Soldiers guarded natural gas fields and refineries across Bolivia after President Evo Morales on Monday ordered the sector nationalized, threatening to evict foreign companies unless they cede control over production within six months.
Morales' announcement fulfilled an election promise. Reconquering ownership of Bolivia's natural resources, he said, was "a fundamental means for recovering our sovereignty."
The bold stroke solidifies Morales' role along with Venezuela's Hugo Chavez and Cuba's Fidel Castro in Latin America's new axis of populist leaders opposed to US and corporate influence in the region.
About 100 soldiers peacefully took control of the Palmasola refinery in the eastern city of Santa Cruz, some carrying submachine guns, others anti-riot gear. Most stood in front of the gates of the refinery, which is run by Brazil's Petroleo Brasileiro SA, or Petrobras.
"Our mission is to guarantee the normal operations" of the refinery, said unit commander Captain Jorge Lenz.

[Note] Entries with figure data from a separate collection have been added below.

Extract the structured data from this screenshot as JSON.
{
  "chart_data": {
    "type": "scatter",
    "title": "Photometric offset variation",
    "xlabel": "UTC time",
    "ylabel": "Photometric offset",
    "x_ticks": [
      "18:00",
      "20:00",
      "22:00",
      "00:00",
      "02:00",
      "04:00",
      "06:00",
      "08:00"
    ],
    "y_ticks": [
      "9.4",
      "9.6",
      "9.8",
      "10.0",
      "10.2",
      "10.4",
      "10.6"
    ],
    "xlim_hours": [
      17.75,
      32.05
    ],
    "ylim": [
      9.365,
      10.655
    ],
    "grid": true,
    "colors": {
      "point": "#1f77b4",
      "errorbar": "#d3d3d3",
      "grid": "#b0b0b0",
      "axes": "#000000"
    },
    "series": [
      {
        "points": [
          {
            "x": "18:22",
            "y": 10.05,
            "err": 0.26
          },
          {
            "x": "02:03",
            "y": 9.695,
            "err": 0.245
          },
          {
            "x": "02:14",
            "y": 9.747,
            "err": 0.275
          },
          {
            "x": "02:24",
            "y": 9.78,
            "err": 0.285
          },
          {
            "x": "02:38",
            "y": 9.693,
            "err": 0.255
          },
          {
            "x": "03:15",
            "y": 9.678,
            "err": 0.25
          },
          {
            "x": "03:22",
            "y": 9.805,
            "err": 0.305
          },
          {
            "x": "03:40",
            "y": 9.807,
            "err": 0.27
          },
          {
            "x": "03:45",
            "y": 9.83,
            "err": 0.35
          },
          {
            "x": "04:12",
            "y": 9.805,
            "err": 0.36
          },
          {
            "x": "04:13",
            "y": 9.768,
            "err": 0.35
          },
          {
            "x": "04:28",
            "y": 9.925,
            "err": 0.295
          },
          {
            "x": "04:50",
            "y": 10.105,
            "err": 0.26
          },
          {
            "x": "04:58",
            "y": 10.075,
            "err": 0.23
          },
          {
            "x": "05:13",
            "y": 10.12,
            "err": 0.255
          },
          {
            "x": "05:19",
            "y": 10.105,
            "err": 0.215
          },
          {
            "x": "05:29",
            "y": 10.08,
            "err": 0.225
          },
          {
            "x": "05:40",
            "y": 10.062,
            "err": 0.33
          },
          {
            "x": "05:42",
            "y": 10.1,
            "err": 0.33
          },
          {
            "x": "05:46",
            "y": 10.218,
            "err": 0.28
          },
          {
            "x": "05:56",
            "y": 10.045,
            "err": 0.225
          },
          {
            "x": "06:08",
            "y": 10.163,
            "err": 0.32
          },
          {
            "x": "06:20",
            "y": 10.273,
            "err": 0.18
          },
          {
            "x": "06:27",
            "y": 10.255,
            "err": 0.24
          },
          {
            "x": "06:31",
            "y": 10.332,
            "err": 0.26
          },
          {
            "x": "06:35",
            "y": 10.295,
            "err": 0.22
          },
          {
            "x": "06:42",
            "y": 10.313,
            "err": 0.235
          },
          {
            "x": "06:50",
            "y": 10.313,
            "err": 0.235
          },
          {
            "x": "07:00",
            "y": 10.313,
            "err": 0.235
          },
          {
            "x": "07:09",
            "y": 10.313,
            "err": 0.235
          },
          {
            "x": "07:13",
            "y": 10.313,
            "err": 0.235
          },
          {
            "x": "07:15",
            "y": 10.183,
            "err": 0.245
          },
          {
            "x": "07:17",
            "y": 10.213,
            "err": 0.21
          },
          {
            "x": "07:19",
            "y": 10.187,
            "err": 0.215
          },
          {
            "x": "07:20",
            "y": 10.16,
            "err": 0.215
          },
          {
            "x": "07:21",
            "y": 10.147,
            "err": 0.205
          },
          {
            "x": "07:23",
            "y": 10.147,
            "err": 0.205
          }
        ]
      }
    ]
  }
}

The government said soldiers and engineers were sent to 56 locations around the country -- including gas fields tapped by foreign companies -- including Britain's BG Group and BP, Brazil's Petrobras, Spanish-Argentine Repsol, France's Total and US-based Exxon Mobil.
The companies have six months to agree to new contracts or leave Bolivia.
"The looting by the foreign companies has ended," Morales, Bolivia's first Indian president, said in a speech at the San Alberto field, in the southern state of Tajira, which Petrobras operates in association with Repsol and Total.
Morales added that the nationalization of the hydrocarbons sector "was just the beginning, because tomorrow it will be the mines, the forest resources and the land."
Bolivia has South America's second-largest natural gas reserves after Venezuela.
Bolivia's decision to nationalize its natural gas fields may hurt world energy markets, EU officials said yesterday.
While EU nations import little or no natural gas from the South American country, EU spokesman Ferran Tarradellas Espuny said the move "may have a negative impact on markets, because the markets are now subject to considerable pressure as far as prices are concerned."